On the heels of my last post Prickly Pear Cactus Fruit, I’ve learned a little more about this desert fruit. Its outer skin range in color from light green to purple-red, and its flesh ranges from a light yellow-green, to deep golden, to red.
A few days ago I posted a link Prickly Pear Cactus Fruit on Raw Epicurean’s Facebook page. Between then and now, I updated the site. Unfortunately there were a few glitches and I lost that post along with comments [apologies]. I’ve re-posted Prickly Pear Cactus Fruit. On the initial posted link on Facebook, some of our reader’s share their experience, tips, suggestions, and a recipe, which I would like to share with you here:
I was surprised to learn from Agatha that prickly pear grow abundant in the Southern region of Italy! I’ll be sure to keep an eye out for this cactus fruit next time I travel to The Boot area.
Prickly pear grows in South Africa too, as Laura shared with us that she ate her fill of it as a kid growing up there.
Katie tempted my curiousity with the thought of a Prickly Pear Margarita! I know, I know that wouldn’t fall under the category of raw, but …. and Marcie had one in Sedona and raves it was the best margarita she’s ever had! [Now I must try it, just once. ;-)]
Viviana reminds us the prickly pear is also known as “tunas”.
Lori’s aunt made a wonderful jelly from it.
Pat and Sam share with us that it controls blood sugar levels. Good to know.
I wish I could visit Justina’s Tiki Farm where she grows them.

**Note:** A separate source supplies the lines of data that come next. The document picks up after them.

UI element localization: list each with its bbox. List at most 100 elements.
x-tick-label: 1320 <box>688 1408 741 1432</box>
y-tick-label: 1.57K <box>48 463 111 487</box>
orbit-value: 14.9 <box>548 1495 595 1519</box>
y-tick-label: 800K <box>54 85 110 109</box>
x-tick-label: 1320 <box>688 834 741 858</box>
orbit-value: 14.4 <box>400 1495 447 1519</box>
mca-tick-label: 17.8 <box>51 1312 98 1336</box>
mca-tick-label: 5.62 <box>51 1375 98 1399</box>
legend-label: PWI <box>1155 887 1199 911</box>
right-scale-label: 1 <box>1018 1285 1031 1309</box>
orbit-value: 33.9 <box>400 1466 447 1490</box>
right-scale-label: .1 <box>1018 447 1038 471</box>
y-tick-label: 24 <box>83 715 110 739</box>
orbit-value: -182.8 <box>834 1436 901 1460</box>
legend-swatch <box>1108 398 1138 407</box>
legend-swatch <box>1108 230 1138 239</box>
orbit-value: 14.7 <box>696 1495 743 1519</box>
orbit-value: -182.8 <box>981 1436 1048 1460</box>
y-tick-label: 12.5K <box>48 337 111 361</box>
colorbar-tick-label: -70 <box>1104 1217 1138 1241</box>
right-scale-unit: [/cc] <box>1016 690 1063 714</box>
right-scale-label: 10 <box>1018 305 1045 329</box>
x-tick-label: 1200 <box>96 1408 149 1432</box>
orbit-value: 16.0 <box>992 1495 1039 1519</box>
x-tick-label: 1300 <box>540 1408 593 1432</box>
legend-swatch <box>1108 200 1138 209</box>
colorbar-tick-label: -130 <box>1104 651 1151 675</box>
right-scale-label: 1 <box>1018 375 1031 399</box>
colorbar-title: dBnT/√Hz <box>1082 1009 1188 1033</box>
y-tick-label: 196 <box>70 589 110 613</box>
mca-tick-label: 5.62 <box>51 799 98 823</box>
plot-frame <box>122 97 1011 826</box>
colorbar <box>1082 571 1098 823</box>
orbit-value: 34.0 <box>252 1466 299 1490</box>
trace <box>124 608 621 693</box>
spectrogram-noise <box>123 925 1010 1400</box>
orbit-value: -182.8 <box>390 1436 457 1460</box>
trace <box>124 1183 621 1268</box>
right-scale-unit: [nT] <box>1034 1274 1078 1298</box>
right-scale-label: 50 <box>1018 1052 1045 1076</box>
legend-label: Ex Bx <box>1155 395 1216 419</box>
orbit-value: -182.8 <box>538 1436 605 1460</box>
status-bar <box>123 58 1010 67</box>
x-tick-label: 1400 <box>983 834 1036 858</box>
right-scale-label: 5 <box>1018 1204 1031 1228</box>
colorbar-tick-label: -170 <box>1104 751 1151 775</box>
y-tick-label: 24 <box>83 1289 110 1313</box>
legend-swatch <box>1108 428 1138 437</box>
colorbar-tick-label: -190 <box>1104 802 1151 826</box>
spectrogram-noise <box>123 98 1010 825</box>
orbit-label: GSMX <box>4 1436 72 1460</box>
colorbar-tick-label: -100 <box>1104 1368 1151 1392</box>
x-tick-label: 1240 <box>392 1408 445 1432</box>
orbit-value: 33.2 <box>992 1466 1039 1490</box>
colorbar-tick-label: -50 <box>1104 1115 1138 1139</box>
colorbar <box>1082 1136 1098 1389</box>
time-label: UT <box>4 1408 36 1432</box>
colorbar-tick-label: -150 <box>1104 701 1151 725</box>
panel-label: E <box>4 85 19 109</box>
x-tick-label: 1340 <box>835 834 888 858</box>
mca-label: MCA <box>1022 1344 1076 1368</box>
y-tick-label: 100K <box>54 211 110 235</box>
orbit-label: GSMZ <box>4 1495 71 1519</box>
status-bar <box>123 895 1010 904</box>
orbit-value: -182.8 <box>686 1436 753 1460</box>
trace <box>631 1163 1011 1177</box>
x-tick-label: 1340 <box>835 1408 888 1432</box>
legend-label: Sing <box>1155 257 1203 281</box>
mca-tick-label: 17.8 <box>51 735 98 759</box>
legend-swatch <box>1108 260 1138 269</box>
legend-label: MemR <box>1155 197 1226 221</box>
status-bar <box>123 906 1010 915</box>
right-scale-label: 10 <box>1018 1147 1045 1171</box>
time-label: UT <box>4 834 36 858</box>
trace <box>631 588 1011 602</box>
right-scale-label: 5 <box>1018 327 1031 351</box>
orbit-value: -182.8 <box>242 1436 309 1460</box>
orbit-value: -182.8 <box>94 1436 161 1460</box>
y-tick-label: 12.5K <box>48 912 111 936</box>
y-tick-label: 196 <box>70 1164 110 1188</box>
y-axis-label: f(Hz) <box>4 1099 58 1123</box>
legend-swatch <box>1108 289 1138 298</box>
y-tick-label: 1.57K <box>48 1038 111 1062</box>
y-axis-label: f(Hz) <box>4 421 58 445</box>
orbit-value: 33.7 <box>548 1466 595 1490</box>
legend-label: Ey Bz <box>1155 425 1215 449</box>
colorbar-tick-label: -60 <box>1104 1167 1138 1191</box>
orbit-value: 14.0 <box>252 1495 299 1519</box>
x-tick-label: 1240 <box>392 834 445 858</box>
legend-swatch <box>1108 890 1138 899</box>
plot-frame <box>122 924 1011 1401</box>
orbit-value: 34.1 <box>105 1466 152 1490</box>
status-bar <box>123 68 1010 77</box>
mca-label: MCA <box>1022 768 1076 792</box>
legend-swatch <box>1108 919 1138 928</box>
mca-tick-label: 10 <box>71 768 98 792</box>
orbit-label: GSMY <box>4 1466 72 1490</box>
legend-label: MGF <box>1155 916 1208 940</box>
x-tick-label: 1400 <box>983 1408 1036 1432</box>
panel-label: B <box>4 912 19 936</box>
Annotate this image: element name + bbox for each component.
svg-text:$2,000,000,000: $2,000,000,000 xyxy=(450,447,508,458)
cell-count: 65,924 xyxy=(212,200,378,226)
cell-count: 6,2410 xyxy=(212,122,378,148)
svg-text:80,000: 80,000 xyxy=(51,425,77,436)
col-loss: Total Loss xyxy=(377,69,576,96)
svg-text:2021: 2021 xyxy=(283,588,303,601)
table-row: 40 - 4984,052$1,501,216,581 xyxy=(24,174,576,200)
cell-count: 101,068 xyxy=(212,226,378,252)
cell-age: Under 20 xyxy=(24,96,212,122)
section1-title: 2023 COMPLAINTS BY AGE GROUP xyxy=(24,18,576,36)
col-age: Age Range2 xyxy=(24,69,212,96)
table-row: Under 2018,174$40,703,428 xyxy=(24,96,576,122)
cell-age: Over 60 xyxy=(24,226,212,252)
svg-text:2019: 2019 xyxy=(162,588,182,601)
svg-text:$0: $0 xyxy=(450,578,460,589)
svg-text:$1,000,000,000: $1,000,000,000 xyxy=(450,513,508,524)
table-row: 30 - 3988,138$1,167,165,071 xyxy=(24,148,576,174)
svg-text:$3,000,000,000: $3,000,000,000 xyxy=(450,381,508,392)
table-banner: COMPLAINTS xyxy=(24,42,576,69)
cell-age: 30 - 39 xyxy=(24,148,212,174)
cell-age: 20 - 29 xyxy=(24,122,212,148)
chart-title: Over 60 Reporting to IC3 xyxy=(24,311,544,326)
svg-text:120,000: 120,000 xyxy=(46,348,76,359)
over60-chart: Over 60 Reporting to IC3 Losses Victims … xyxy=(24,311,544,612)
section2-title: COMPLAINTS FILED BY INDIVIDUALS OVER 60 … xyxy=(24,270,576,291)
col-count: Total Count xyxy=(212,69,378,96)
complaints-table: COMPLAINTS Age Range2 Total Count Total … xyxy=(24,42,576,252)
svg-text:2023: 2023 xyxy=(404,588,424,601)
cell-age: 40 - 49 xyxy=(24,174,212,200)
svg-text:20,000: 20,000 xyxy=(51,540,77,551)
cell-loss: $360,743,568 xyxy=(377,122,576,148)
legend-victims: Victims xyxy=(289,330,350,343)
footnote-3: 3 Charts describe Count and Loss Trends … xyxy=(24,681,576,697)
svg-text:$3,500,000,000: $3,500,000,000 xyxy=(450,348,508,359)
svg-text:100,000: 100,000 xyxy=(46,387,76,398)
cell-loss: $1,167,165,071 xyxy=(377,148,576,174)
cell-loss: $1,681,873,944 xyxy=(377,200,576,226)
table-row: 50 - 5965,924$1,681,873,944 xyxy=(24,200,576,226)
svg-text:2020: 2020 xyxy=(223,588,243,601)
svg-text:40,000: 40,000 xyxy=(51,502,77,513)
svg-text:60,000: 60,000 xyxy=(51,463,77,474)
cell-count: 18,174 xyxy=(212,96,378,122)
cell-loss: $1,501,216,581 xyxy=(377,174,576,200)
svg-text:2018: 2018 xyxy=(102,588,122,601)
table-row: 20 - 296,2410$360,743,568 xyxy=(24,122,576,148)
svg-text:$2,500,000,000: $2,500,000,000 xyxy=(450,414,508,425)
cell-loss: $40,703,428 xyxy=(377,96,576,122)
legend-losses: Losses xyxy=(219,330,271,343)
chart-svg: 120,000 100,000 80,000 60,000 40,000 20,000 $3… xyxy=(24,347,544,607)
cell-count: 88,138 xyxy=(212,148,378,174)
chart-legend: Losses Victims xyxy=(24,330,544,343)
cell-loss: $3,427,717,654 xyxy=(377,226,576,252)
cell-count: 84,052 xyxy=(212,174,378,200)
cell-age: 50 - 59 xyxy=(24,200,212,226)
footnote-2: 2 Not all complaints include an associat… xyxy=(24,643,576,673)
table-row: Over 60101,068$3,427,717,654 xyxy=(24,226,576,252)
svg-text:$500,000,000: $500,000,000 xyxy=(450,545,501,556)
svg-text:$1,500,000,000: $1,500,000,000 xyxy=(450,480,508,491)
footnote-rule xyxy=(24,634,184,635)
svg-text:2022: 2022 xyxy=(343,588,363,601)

I agree with Delicia, using gloves is another option to avoid getting pricked by the pear and when handling it.
Tips on handling this prickly pear
John suggests “burning the prickers off as an the easiest way using a lighter, they burn quickly, and it doesn’t damage the fruit.” Ok, that sound fisible. Don’t try this a home, alone, if you are a minor!
Also, I’d like to share a tip from Naomi, a Raw Epicurean readers, whom suggests an ease way peel prickly cactus pear safely. Thanks for the tip!
Cut off ends a little less than a centimeter in. Then make a slice from one end to the other only going through the top layer/peel as if you were going through the skin of an orange. Now dig your fingers between the slice and peel down around the fruit. The fruit will separate pretty easily from the peel. Once you get the hang of this it’s pretty easy to avoid the clusters of globins (we call em “picas” cause it picas your hands like spicy jalapenos).
Prickly Pear Cactus Cooler
Just look at that gorgeous color. The recipe is simple to make, has an absolutely beautiful color, is subtle in taste, and refreshing. The inside of a prickly pear is scattered with black seeds. When making this drink, I peeled the pear cactus and roughly cut it into big chunks, then added the chunks, seeds included, to the blender. However, you could de-seed it first, otherwise blend and strain the juice through a strainer to catch all the seeds and seed particles.
2 red prickly pear cactus, washed and peeled
1 1/2 cups filtered water
2 tablespoons lime juice, fresh squeezed
1-2 tablespoons organic raw blue agave, or to taste
Blend all ingredients in a blender. Pour the juice through a strainer to remove any seeds.
Serve at room temperature or chilled. Garnish with a wedge of lime.